Example: If your girlfriend says a man is bothering her, or even following her, and seems frightened, tell her she is imagining things. Say “Who would follow you?”

4. Dating for some months and tired of it? Show up at a spot where your girlfriend will likely be while you are holding hands with somebody else. When your girlfriend complains, tell her, with some desperation, “But she’s my wife.”

5. Think back over your courtship with your girlfriend, Say to your girlfriend, for example, “remember how I first gave you that novel I thought you’d like, as a surprise? Remember when I started showing up at your office with those gifts and little things you liked? Remember how I started calling occasionally just to say hi? You do? Well, see, that is My Method. That is what I do with everyone. I’m sorry.”

6. Divorced with children? New girlfriend been helping out at the house when you had custody, cooking for them, reading to them, playing games with them? Look around the house once the children have gone. Say to you g/f “I’ve noticed that you’ve been leaving things here, your things, here and there like a dog pissing.”

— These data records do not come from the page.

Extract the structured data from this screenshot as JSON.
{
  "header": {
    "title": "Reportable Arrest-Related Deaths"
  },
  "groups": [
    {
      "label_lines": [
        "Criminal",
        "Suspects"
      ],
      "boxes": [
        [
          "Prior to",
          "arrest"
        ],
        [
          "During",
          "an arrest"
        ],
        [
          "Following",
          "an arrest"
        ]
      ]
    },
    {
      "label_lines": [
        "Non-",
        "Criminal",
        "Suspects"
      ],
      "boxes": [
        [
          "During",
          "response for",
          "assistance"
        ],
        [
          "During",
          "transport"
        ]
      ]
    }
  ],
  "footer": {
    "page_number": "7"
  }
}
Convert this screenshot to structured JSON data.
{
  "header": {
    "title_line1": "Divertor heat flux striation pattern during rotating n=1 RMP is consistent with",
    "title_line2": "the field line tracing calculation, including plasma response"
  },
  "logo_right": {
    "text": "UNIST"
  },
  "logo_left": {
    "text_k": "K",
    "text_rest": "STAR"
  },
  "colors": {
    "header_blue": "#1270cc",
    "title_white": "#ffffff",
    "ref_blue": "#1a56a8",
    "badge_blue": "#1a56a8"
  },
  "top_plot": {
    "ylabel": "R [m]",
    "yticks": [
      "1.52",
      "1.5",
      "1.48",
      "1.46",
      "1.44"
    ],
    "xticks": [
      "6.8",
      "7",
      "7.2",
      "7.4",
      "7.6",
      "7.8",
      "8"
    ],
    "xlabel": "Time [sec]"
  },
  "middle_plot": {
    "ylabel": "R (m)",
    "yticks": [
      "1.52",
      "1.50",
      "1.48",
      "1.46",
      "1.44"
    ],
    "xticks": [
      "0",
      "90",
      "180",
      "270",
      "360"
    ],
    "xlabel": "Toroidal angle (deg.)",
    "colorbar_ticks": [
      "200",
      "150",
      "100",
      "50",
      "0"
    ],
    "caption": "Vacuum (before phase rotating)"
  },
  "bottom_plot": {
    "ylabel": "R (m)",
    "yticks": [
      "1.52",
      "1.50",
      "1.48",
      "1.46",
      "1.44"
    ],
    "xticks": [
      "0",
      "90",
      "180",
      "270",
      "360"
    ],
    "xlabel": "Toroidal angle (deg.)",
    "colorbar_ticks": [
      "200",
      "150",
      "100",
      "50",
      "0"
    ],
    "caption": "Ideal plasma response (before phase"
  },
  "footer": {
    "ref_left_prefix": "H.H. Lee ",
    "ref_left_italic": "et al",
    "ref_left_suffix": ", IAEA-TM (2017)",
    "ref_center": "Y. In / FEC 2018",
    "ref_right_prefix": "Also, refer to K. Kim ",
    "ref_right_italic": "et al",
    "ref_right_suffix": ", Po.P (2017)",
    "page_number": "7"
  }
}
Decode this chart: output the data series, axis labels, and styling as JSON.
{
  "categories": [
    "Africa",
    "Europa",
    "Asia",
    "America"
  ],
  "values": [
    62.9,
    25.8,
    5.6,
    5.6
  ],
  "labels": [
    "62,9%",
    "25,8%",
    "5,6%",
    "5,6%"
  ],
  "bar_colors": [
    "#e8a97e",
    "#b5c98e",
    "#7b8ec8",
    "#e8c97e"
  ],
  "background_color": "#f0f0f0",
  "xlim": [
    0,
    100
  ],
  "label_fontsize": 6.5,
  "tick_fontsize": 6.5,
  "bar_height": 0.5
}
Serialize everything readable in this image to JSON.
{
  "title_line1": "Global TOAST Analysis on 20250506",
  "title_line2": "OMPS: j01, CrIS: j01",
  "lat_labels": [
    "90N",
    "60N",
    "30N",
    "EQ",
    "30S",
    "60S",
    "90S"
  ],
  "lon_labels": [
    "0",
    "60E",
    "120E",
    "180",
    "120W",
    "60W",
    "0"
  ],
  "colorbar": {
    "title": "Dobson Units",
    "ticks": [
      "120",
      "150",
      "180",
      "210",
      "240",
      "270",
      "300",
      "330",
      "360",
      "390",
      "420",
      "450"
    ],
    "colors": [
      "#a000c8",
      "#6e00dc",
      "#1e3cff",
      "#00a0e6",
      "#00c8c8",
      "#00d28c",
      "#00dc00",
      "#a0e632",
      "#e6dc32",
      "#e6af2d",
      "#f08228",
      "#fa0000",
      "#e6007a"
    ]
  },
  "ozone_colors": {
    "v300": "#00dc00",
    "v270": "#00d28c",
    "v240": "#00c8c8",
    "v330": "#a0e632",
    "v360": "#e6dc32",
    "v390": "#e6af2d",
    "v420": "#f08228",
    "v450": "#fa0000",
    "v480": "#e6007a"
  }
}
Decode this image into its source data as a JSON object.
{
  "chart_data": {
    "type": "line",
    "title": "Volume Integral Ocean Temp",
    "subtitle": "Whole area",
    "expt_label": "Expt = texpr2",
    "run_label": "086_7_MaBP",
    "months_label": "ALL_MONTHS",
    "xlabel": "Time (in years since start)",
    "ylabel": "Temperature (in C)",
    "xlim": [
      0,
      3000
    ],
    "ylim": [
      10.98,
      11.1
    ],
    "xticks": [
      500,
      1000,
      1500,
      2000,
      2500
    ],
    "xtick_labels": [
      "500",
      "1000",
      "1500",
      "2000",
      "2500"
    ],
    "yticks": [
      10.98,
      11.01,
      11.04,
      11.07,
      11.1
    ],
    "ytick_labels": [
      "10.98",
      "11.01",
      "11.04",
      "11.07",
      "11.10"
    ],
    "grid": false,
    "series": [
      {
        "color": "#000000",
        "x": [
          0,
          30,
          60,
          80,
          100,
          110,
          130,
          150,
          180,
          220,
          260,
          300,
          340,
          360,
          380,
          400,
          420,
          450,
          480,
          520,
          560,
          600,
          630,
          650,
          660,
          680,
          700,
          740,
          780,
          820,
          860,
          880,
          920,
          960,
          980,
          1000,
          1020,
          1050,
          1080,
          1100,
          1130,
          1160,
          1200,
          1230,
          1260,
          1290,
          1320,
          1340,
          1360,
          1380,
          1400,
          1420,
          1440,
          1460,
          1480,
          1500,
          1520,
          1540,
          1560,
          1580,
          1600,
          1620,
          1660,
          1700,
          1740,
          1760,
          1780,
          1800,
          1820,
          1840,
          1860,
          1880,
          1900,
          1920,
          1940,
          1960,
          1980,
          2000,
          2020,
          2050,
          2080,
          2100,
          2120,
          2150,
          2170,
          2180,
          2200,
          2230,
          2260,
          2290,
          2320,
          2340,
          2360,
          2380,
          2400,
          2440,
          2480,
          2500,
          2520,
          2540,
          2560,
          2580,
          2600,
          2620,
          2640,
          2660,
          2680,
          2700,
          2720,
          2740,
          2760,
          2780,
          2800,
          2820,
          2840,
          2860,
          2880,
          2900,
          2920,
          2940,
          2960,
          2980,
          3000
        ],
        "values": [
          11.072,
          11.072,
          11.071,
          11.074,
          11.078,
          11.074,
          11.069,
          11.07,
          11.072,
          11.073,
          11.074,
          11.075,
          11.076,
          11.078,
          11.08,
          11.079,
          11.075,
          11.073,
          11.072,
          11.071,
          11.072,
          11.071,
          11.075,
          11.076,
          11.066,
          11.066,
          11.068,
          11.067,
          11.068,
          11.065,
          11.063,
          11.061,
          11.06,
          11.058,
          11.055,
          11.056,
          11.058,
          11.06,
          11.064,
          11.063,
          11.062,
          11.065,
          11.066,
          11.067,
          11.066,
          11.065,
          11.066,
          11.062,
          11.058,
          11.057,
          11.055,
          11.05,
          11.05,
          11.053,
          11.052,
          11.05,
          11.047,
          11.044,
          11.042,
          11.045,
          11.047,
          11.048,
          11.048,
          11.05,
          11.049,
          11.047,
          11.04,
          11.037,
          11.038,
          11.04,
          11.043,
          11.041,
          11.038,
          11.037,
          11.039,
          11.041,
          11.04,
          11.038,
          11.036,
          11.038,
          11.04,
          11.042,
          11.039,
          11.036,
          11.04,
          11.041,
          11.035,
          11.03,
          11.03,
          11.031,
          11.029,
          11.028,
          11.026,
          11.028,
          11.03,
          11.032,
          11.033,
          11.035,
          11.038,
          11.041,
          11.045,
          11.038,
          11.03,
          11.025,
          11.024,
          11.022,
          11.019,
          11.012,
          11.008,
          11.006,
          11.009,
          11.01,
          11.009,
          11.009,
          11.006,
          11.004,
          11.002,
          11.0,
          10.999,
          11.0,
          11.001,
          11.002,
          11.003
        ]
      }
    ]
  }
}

7. Breakup not quite solid? Suggest to your g/f that you either break up completely or make a new start. Suggest a possible meeting in your favorite spot in Central Park or on the Brooklyn Bridge, at sunset or sunrise or on a special day. Be very specific about the time and place. Encourage your girlfriend that you think this romantic and exciting – and that if you both want to get back together, you will meet there together at the spot. If you don’t, well neither of you will show up. Make it somewhat evident that this is a test for her, and that you, gleefully, happily, pretty much obviously from your enthusiasm, are all in. Then don’t show up.

8. Just slightly uncomfortable? Need to get out for no good reason? Try the gentle approach. Say that your girlfriend is so good, so kind so beautiful. Worry that you will hurt her. Let her know in exactly what way this hurting could be.

9. Have power? Have the power to give your girlfriend a huge life, rise, jump up in the world – a job, a book contract, an introduction that would change her life? Consider doing this. Tell your girlfriend how much she deserves it. Then at the last minute, pull out. Should the girlfriend call again say, “I’m surprised to hear from you.”